Freitag, 24. Juli 2009

Chris Frith: Making Up the Mind - How the Brain Creates Our Mental World

Seit man Vorgänge im Hirn technisch visualisieren, dem Mensch also beim Denken zusehen kann, hat die (Neuro-)Psychologie große Fortschritte gemacht. Da und dort fehlen zwar noch sehr viele Details, aber das "Bild" ist deutlich klarer geworden.

Vorbelastet durch die buddhistische Literatur der letzten Wochen fallen mir natürlich die vielen Parallelen auf. Das, was die einen durch jahrelanges Rumsitzen aus der Innenperspektive erkundet haben, finden die anderen nun auch in der Außenperspektive vor. Abstrahiert man vom entsprechend verwendeten Vokabular, sind die Ähnlichkeiten frappant.

Fakt: Sinneswahrnehmungen werden dem Gehirn in vereinheitlichter Form übermittelt. Der Inhalt der Signale läßt keinen Rückschluß mehr zu, ob ein Signal z.B. vom Auge oder vom Ohr kam.

Das erklärt unter anderem, warum Gehirnareale andere Funktionen übernehmen können. Die Hardware ist vom Input unabhängig. Das erklärt auch, warum manche Menschen Farben hören können oder Musik sehen. Obwohl aus der Innenperspektive Hören und Sehen sich komplett anders darstellen, ist diese Unterschiedlichkeit eine erlernte Illusion.

Eines der Schwerpunktthemen meines Studiums war 'Computer Vision', also die Frage wie man Computern das Verstehen eines Bildes/einer Serie von Bildern beibringen kann. Was dem Alltagsbewußtsein so mühelos zu gelingen erscheint, ist ein außergewöhnlich schwieriger, komplexer, mehrstufiger und vor allem fehleranfälliger Prozeß. Kontrastveränderungen definieren Kanten, Kanten definieren Formen, Farben definieren Muster, Mustererkennung, Formerkennung, perspektivische Verzerrungen, Überlappungen und Verdeckungen von Formen, und und und .... allein der Prozess des Wiedererkennens eines Objekts unter einer anderen Beleuchtungssituation ist schwierig.

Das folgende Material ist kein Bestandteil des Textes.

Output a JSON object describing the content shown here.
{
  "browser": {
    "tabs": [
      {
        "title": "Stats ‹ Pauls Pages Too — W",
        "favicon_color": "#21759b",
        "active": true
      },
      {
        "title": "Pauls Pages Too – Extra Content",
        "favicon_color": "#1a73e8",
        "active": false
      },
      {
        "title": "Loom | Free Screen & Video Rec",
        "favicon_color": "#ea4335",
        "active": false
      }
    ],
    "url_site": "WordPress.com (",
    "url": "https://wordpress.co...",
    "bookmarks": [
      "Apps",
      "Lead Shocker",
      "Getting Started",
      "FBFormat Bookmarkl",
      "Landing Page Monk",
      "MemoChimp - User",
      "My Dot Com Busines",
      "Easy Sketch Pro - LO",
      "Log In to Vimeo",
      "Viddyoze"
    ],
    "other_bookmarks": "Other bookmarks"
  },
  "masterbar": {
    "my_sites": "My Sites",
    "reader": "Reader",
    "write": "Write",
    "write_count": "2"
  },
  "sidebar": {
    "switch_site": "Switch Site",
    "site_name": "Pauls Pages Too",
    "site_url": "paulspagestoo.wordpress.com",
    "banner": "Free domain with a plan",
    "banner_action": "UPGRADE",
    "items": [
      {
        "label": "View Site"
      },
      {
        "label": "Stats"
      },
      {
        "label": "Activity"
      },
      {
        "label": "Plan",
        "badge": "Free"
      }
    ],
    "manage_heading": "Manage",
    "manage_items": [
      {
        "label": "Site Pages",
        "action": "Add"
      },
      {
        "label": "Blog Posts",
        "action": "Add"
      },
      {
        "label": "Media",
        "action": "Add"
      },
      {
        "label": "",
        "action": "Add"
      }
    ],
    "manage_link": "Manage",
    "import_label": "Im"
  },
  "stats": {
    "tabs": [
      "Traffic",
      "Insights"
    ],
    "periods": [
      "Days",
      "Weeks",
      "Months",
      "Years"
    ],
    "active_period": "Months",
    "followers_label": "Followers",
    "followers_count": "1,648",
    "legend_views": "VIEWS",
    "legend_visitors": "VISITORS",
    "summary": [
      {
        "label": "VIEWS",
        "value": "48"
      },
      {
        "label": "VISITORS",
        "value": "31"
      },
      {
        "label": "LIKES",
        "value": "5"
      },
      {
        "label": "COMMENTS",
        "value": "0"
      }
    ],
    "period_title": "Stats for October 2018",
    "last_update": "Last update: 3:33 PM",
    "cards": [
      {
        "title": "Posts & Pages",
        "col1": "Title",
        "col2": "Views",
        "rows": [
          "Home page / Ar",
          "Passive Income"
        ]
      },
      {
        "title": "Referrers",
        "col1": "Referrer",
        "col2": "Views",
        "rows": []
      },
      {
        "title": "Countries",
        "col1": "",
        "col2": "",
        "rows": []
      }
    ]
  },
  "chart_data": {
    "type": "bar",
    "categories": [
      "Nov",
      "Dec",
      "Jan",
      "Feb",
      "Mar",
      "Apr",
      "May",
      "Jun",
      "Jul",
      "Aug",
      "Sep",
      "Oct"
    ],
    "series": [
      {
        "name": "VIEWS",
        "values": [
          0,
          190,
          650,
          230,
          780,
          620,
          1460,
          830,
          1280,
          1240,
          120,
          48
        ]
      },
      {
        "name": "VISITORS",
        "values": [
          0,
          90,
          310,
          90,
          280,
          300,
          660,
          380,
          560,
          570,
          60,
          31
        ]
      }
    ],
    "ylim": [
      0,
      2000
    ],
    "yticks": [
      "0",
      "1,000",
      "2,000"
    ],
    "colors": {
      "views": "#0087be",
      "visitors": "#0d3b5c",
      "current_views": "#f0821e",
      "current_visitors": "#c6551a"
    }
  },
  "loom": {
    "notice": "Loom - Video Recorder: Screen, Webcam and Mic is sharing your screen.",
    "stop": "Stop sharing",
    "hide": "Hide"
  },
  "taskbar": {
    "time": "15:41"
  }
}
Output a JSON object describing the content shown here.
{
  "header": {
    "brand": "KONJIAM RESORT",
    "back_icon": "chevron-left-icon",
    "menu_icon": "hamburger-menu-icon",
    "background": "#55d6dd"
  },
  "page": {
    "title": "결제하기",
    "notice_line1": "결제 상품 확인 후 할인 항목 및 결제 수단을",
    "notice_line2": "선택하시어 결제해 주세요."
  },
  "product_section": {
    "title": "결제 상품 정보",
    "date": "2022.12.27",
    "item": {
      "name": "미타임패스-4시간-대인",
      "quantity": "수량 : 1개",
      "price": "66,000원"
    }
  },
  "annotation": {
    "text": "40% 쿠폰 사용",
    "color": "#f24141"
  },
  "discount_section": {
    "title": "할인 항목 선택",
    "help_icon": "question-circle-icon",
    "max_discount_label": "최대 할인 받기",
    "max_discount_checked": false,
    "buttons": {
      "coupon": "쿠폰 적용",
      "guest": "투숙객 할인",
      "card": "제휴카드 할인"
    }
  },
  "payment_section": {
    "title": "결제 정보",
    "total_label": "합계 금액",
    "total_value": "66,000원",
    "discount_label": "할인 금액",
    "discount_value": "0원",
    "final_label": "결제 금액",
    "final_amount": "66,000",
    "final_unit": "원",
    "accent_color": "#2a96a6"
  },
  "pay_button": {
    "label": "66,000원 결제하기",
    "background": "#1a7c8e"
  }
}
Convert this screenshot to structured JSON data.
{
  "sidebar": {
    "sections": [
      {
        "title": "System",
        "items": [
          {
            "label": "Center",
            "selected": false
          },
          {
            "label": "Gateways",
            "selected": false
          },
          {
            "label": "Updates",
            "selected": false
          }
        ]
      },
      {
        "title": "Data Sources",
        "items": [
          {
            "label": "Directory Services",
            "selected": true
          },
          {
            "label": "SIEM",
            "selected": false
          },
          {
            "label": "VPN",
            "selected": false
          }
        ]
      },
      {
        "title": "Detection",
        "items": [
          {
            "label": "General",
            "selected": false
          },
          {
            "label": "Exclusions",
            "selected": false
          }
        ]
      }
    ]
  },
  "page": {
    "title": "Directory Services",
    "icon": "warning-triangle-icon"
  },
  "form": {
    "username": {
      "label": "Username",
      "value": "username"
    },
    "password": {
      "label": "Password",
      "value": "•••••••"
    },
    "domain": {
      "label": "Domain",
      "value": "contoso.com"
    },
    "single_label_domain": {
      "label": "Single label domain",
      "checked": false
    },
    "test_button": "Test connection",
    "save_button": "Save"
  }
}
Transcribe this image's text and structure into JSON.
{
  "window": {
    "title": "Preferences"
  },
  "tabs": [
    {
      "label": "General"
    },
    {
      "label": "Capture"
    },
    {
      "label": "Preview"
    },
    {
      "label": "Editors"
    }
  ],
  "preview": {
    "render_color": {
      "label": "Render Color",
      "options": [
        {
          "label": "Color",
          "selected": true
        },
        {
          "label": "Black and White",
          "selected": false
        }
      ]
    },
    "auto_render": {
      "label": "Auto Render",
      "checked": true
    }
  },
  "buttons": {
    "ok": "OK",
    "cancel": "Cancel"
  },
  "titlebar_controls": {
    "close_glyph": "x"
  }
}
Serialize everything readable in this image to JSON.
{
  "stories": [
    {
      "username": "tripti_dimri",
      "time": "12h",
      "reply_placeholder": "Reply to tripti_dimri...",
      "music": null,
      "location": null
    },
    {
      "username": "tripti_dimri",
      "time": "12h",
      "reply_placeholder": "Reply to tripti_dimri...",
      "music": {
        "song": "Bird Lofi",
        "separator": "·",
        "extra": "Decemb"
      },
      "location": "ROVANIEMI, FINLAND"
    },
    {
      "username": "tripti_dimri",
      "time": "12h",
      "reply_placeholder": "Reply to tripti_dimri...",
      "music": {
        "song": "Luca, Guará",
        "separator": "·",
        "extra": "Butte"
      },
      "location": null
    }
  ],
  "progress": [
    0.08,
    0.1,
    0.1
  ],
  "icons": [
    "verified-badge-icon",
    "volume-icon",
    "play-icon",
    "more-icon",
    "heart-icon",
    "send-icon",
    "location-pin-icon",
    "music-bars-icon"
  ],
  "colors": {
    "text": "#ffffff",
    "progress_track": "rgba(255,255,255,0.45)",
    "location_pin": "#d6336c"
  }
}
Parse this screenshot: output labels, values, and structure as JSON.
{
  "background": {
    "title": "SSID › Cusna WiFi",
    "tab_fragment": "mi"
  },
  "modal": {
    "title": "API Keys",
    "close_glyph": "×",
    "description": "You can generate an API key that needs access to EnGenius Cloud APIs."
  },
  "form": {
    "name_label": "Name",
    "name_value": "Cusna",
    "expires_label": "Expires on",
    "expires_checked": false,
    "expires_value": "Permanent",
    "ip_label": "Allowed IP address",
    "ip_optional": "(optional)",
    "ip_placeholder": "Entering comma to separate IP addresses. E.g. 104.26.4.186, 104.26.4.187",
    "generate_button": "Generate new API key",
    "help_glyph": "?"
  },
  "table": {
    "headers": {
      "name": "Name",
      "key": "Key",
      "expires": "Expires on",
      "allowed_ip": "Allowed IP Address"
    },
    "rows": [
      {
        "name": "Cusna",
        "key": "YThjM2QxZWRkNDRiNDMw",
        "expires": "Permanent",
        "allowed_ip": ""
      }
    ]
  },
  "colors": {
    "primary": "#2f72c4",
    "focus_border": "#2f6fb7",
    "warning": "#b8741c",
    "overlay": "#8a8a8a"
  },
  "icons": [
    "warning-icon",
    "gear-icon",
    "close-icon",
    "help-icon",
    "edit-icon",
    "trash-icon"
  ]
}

Die Ansätze und Methoden, die sich dafür in den letzten 20-30 Jahren als mehr oder minder optimal etabliert haben, finden sich auch in unserer Hardware wieder. Da werden genauso Kontraste analysiert, um Kanten und Formen vom Hintergrund loszulösen. Aufbauend auf seine Erinnerungen stellt das Gehirn dann Hypothesen an, was es sieht und versucht diese Hypothesen zu überprüfen.

Wenn man in die Wolken sieht, nimmt man erst nur weiße und blaue Farben wahr. Langsam differenziert man einzelne Formen, ein Gesicht erscheint vor dem geistigen Auge oder ein Tier oder anderes. Sobald man etwas zu erkennen glaubt, wird das geistige Bild lebendiger, erhält Details aus der Erinnerung. Je weniger man sich dabei anstrengt zu erkennen, um so deutlicher kann der unbewußte Konstruktionsprozeß wahrgenommenen werden.

Als die Aborigines die ersten Schiffe sahen, sahen sie seltsame Schwärme fliegender Fische. Wir sehen, was wir glauben zu sehen, d.h. wir sehen unsere Hypothesen, die sich auf unsere Erinnerungen stützen. Ist eine Hypothese nicht mehr haltbar, wird sie durch die nächste, besser passendere Hypothese ersetzt.